In some circumstances we may anonymise your personal information so that it can no longer be associated with you, in which case we may use such information without further notice to you. Once a project is complete and our contract completed we will retain the project data in our archive for a minimum of 7 years,  after which time the file may be securely destroyed including all your personal information in accordance with our Data Protection Policy and applicable laws and regulations.

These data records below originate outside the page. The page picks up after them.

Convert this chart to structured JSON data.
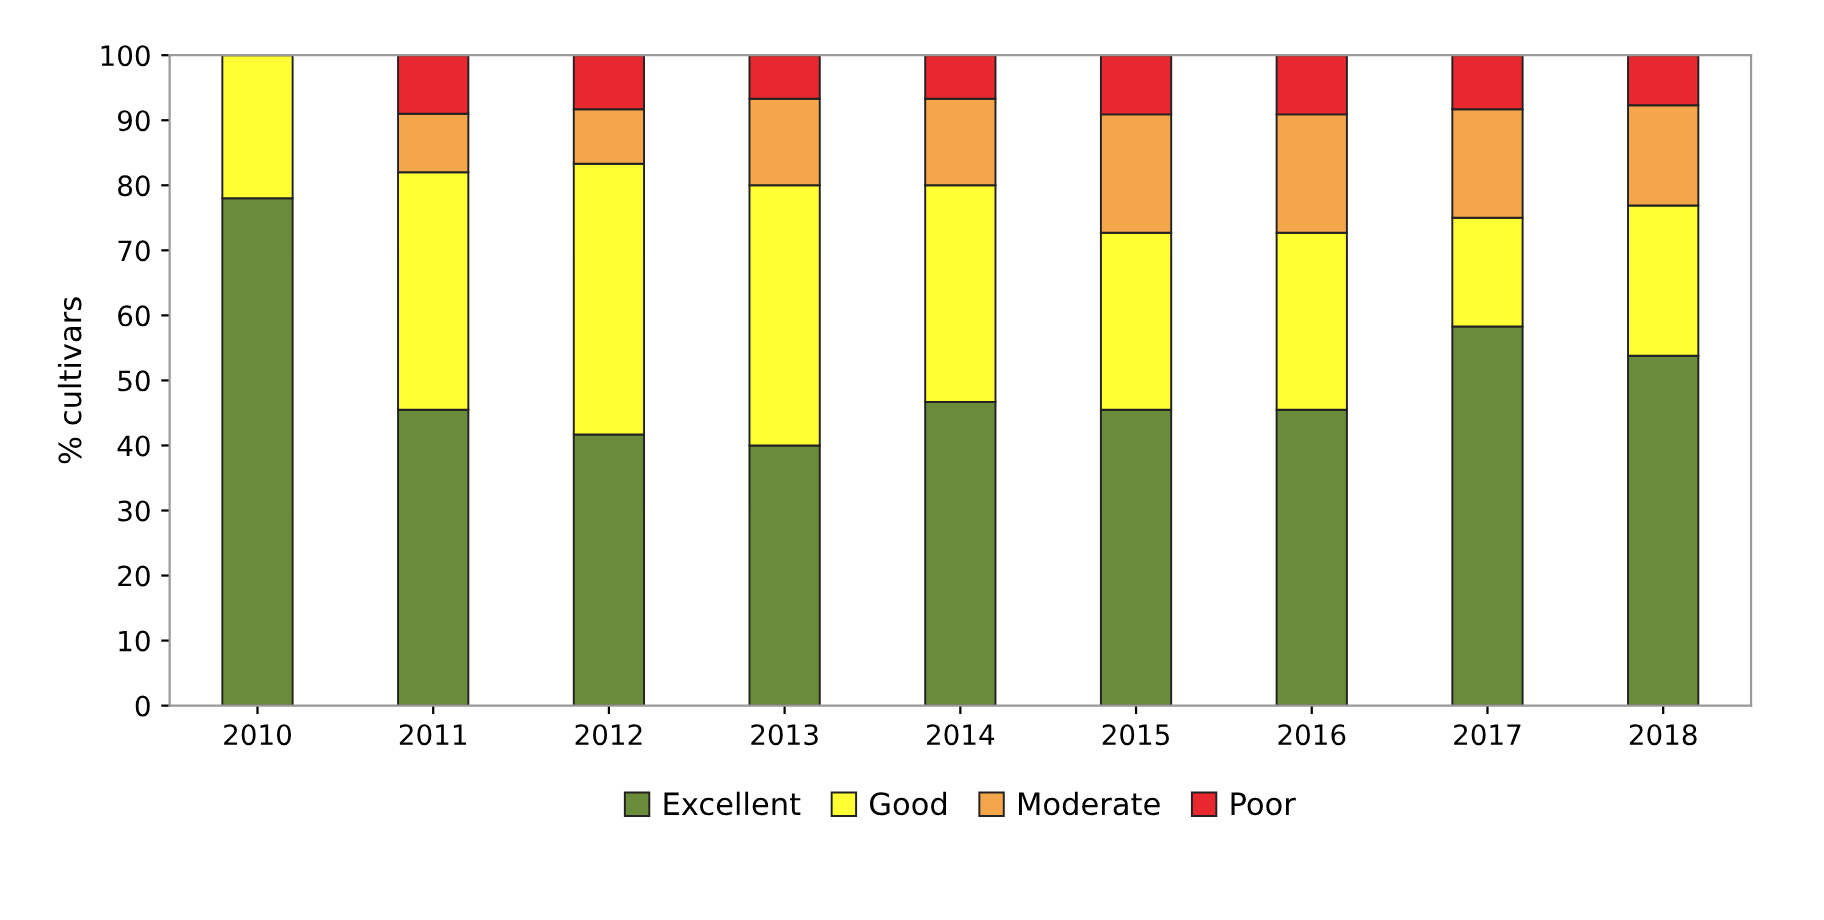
{
  "chart_data": {
    "type": "bar",
    "stacked": true,
    "ylabel": "% cultivars",
    "categories": [
      "2010",
      "2011",
      "2012",
      "2013",
      "2014",
      "2015",
      "2016",
      "2017",
      "2018"
    ],
    "series": [
      {
        "name": "Excellent",
        "color": "#6a8c3a",
        "values": [
          78,
          45.5,
          41.7,
          40,
          46.7,
          45.5,
          45.5,
          58.3,
          53.8
        ]
      },
      {
        "name": "Good",
        "color": "#ffff33",
        "values": [
          22,
          36.5,
          41.6,
          40,
          33.3,
          27.2,
          27.2,
          16.7,
          23.1
        ]
      },
      {
        "name": "Moderate",
        "color": "#f5a54a",
        "values": [
          null,
          9,
          8.4,
          13.3,
          13.3,
          18.2,
          18.2,
          16.7,
          15.4
        ]
      },
      {
        "name": "Poor",
        "color": "#e8272e",
        "values": [
          null,
          9,
          8.3,
          6.7,
          6.7,
          9.1,
          9.1,
          8.3,
          7.7
        ]
      }
    ],
    "ylim": [
      0,
      100
    ],
    "yticks": [
      0,
      10,
      20,
      30,
      40,
      50,
      60,
      70,
      80,
      90,
      100
    ],
    "grid": false,
    "legend": "bottom"
  }
}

Your Rights in Relation to your Data
Under certain circumstances, by law you have the right to:

• Request access to your Data (commonly known as a "data subject access request"). This enables
  you to receive information about the Data we hold about you.
• Request correction of the Data that we hold about you. This enables you to have any incomplete
  or inaccurate information we hold about you corrected.
• Request erasure of your Data. This enables you to ask us to delete or remove Data where there is
  no good reason for us continuing to Process it. You also have the right to ask us to delete or
  remove your Data where you have exercised your right to object to processing (in certain
  circumstances).
• Object to processing of your Data where we are relying on a legitimate interest for processing (or a
  legitimate interest of a third party) and there is something about your particular situation which
  makes you want to object to processing on this ground. You also have the right to object where we
  are processing your Data for direct marketing purposes.
• Request the restriction of processing of your Data. This enables you to ask us to suspend the
  processing of Data about you, for example if you want us to establish its accuracy or the reason for
  processing it.
• Request to lodge a complaint. This allows you to lodge a complaint with your local data
  Protection authority.

If you want to review, verify, correct or request erasure of your Data, object to its Processing, or request that we transfer a copy of your Data to another party, please contact the Company Secretary in writing.

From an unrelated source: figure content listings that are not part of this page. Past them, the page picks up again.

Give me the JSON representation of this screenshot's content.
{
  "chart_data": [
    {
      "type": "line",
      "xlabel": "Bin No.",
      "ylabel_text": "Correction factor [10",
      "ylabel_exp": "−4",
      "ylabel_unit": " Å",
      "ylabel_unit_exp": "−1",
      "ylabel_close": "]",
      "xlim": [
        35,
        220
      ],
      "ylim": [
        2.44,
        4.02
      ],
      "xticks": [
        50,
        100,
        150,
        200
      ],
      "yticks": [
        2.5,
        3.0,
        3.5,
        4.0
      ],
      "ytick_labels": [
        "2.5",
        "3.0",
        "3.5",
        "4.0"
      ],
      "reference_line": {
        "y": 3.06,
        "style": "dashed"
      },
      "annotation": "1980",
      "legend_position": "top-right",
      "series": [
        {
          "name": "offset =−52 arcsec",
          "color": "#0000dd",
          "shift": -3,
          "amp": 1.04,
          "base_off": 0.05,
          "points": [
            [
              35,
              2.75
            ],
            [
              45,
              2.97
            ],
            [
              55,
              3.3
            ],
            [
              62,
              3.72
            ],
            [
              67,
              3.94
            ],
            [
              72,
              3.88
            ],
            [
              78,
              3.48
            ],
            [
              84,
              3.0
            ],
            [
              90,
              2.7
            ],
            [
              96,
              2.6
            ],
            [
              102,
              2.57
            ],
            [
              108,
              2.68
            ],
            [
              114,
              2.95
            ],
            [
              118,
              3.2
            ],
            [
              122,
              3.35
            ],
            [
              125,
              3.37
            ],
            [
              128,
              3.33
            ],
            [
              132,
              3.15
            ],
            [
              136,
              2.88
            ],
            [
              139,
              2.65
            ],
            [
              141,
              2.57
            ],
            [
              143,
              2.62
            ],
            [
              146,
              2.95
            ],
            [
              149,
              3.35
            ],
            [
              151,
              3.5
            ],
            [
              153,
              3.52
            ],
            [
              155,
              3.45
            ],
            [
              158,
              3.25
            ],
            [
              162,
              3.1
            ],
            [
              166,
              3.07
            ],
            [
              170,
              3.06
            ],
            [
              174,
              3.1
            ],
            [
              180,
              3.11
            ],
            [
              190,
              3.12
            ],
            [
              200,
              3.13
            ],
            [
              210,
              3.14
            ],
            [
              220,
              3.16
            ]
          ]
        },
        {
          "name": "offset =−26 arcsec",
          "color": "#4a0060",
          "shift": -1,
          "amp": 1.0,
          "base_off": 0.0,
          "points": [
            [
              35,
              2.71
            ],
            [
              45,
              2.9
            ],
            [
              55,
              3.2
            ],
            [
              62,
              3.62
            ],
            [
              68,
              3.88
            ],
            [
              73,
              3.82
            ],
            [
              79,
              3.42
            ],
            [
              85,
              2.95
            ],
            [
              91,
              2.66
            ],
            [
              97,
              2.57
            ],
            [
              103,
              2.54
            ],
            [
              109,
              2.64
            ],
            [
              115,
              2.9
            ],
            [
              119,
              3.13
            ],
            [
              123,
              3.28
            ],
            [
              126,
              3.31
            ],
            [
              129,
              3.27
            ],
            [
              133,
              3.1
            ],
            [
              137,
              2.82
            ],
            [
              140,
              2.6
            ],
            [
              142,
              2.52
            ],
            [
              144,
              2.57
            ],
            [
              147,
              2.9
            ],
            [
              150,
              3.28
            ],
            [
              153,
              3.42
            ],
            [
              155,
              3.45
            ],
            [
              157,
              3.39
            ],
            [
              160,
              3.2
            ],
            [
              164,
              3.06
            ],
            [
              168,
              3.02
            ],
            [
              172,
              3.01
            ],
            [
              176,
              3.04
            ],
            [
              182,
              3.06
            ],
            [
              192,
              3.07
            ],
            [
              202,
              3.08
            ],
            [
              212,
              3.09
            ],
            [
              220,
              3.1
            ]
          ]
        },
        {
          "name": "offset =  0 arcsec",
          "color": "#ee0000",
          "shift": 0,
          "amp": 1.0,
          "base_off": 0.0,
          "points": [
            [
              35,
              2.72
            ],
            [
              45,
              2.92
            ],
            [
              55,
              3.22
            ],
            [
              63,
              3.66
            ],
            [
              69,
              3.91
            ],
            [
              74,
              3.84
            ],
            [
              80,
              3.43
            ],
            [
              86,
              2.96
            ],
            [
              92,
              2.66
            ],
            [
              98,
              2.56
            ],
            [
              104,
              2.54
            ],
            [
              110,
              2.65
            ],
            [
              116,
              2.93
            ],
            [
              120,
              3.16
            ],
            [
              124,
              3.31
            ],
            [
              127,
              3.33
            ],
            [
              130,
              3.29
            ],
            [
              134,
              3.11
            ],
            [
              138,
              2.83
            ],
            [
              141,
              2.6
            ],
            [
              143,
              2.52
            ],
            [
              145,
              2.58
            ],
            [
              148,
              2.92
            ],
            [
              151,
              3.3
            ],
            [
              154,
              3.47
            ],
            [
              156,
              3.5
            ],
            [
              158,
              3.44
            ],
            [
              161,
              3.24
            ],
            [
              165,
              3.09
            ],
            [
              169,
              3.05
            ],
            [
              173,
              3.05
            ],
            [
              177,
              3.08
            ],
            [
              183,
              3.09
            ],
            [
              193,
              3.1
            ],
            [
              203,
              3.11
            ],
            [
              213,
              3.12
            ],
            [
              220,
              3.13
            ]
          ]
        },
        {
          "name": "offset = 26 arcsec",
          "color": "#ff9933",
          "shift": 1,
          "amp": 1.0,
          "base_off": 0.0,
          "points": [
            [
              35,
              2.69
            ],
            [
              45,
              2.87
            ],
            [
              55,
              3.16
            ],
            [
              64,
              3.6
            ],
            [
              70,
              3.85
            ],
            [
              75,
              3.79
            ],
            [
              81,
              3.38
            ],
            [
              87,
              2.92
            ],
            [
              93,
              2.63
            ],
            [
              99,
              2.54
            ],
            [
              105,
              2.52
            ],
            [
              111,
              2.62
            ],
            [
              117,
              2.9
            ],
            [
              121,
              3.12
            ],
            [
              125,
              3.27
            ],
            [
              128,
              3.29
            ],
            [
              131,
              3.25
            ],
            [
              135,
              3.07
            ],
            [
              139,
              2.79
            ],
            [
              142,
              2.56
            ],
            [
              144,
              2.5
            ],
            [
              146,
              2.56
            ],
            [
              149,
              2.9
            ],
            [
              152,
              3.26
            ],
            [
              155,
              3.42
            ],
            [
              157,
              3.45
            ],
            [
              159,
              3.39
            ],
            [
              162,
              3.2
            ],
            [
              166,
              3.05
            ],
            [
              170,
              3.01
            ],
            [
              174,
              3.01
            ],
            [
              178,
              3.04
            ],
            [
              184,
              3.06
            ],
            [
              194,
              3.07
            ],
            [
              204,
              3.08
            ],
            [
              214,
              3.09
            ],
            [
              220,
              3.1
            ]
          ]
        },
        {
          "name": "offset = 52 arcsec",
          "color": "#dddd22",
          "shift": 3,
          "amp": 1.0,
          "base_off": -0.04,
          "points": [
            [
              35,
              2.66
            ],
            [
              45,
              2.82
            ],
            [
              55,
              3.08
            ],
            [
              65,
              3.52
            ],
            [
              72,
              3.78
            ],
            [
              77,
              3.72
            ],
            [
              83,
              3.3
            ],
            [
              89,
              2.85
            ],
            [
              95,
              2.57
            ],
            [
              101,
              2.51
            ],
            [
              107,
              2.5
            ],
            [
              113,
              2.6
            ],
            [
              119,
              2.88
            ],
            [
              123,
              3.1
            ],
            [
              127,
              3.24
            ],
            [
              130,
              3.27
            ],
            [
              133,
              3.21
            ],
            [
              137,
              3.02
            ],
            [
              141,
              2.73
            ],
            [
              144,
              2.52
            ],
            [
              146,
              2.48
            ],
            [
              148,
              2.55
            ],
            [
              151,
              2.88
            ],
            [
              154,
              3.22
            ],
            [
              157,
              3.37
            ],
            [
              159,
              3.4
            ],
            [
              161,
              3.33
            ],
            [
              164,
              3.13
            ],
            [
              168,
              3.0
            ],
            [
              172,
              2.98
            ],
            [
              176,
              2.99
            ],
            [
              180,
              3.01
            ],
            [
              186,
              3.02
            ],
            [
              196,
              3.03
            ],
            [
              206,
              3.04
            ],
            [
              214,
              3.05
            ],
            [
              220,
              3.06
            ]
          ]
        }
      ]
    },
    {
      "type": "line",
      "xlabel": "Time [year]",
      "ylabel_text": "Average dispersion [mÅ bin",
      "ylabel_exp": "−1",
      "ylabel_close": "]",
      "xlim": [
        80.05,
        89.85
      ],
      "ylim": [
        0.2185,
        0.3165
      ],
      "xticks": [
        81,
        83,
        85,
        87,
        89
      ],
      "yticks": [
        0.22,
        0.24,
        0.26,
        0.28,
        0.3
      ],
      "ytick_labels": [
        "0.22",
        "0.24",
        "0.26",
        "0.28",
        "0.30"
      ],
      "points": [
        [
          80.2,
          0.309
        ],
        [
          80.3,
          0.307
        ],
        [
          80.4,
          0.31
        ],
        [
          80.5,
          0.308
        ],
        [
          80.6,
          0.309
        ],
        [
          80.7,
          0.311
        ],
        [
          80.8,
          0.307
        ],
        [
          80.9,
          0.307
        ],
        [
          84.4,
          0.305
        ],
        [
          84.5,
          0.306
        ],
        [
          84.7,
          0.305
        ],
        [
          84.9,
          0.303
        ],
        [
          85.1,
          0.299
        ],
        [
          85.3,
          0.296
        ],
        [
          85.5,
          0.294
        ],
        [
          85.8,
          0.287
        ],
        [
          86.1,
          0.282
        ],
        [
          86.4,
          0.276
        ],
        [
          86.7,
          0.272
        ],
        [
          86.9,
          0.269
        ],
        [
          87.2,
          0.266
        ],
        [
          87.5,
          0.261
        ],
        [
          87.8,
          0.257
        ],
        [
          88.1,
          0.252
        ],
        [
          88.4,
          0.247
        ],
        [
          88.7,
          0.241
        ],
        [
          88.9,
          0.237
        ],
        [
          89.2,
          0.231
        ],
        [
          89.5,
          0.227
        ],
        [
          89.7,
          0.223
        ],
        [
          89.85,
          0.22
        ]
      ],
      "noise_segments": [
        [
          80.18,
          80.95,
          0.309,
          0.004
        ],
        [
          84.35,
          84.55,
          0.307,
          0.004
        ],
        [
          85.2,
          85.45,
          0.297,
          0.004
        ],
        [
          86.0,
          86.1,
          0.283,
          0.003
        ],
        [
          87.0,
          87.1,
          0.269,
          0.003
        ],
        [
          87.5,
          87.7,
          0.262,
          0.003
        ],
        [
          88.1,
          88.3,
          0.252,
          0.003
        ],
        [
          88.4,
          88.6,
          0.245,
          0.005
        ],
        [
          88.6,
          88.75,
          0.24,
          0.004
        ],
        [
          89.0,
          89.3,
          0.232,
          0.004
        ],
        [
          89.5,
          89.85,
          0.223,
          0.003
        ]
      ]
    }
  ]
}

Further details relating to Data Subject rights are set out in the Data Protection Policy.
You also have the right to lodge a complaint as to our Processing of your Data with the UK’s data supervisory authority (e.g. The Information Commissioner).

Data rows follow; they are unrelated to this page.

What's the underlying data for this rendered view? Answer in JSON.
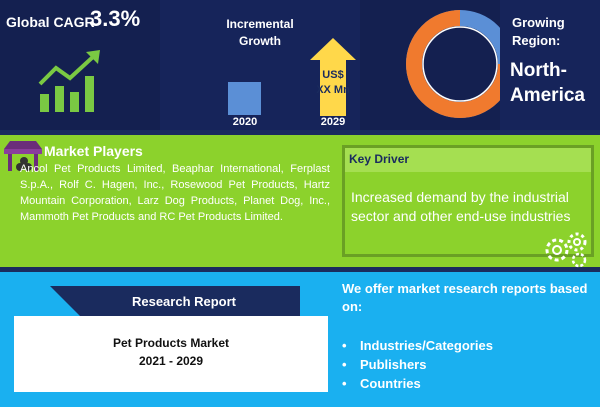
{
  "colors": {
    "navy": "#16245a",
    "green": "#8cd22c",
    "sky": "#1ab0f0",
    "accent_blue": "#5b8fd6",
    "orange": "#f07a2e",
    "arrow_yellow": "#ffd84a"
  },
  "top": {
    "cagr_label": "Global CAGR",
    "cagr_value": "3.3%",
    "growth_icon": "bar-chart-up-arrow-icon",
    "incremental_title_1": "Incremental",
    "incremental_title_2": "Growth",
    "bar_2020_label": "2020",
    "arrow_line1": "US$",
    "arrow_line2": "XX Mn",
    "bar_2029_label": "2029",
    "region_title_1": "Growing",
    "region_title_2": "Region:",
    "region_value_1": "North-",
    "region_value_2": "America"
  },
  "market_players": {
    "icon": "storefront-icon",
    "title": "Market Players",
    "body": "Ancol Pet Products Limited, Beaphar International, Ferplast S.p.A., Rolf C. Hagen, Inc., Rosewood Pet Products, Hartz Mountain Corporation, Larz Dog Products, Planet Dog, Inc., Mammoth Pet Products and RC Pet Products Limited."
  },
  "key_driver": {
    "title": "Key Driver",
    "text": "Increased demand by the industrial sector and other end-use industries",
    "icon": "gears-icon"
  },
  "report": {
    "banner": "Research Report",
    "title": "Pet Products Market",
    "years": "2021 - 2029"
  },
  "offer": {
    "title": "We offer market research reports based on:",
    "items": [
      {
        "bullet": "•",
        "label": "Industries/Categories"
      },
      {
        "bullet": "•",
        "label": "Publishers"
      },
      {
        "bullet": "•",
        "label": "Countries"
      }
    ]
  }
}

Providing us with up-to-date Data
The requirement for you to provide us with Data is a contractual requirement as well as in some cases, a statutory one, necessary to enter into a contract and working relationship. If you do not provide us with the Data we request, this may impact upon our ability to perform our contract with you and also impact on our ability to comply with other legal obligations.

Change of Purpose
We will only use your Data for the purpose for which it was collected, unless we reasonably consider that we need to use it for another reason and that reason is compatible with the original purposes. If we need to use your Data for an unrelated purpose, we will notify you and we will explain the legal basis which allows us to do so. We may also process your Data without your knowledge or consent, in compliance with the above rules, where this is permitted or required by law.

Changing this Privacy Notice
We reserve the right to update this Privacy Notice at any time, and will provide you with a new Privacy Notice if we make substantial changes. We may also notify you in other ways from time-to-time about the processing of your data.

Any questions about this Privacy Notice should be directed to the Company Secretary.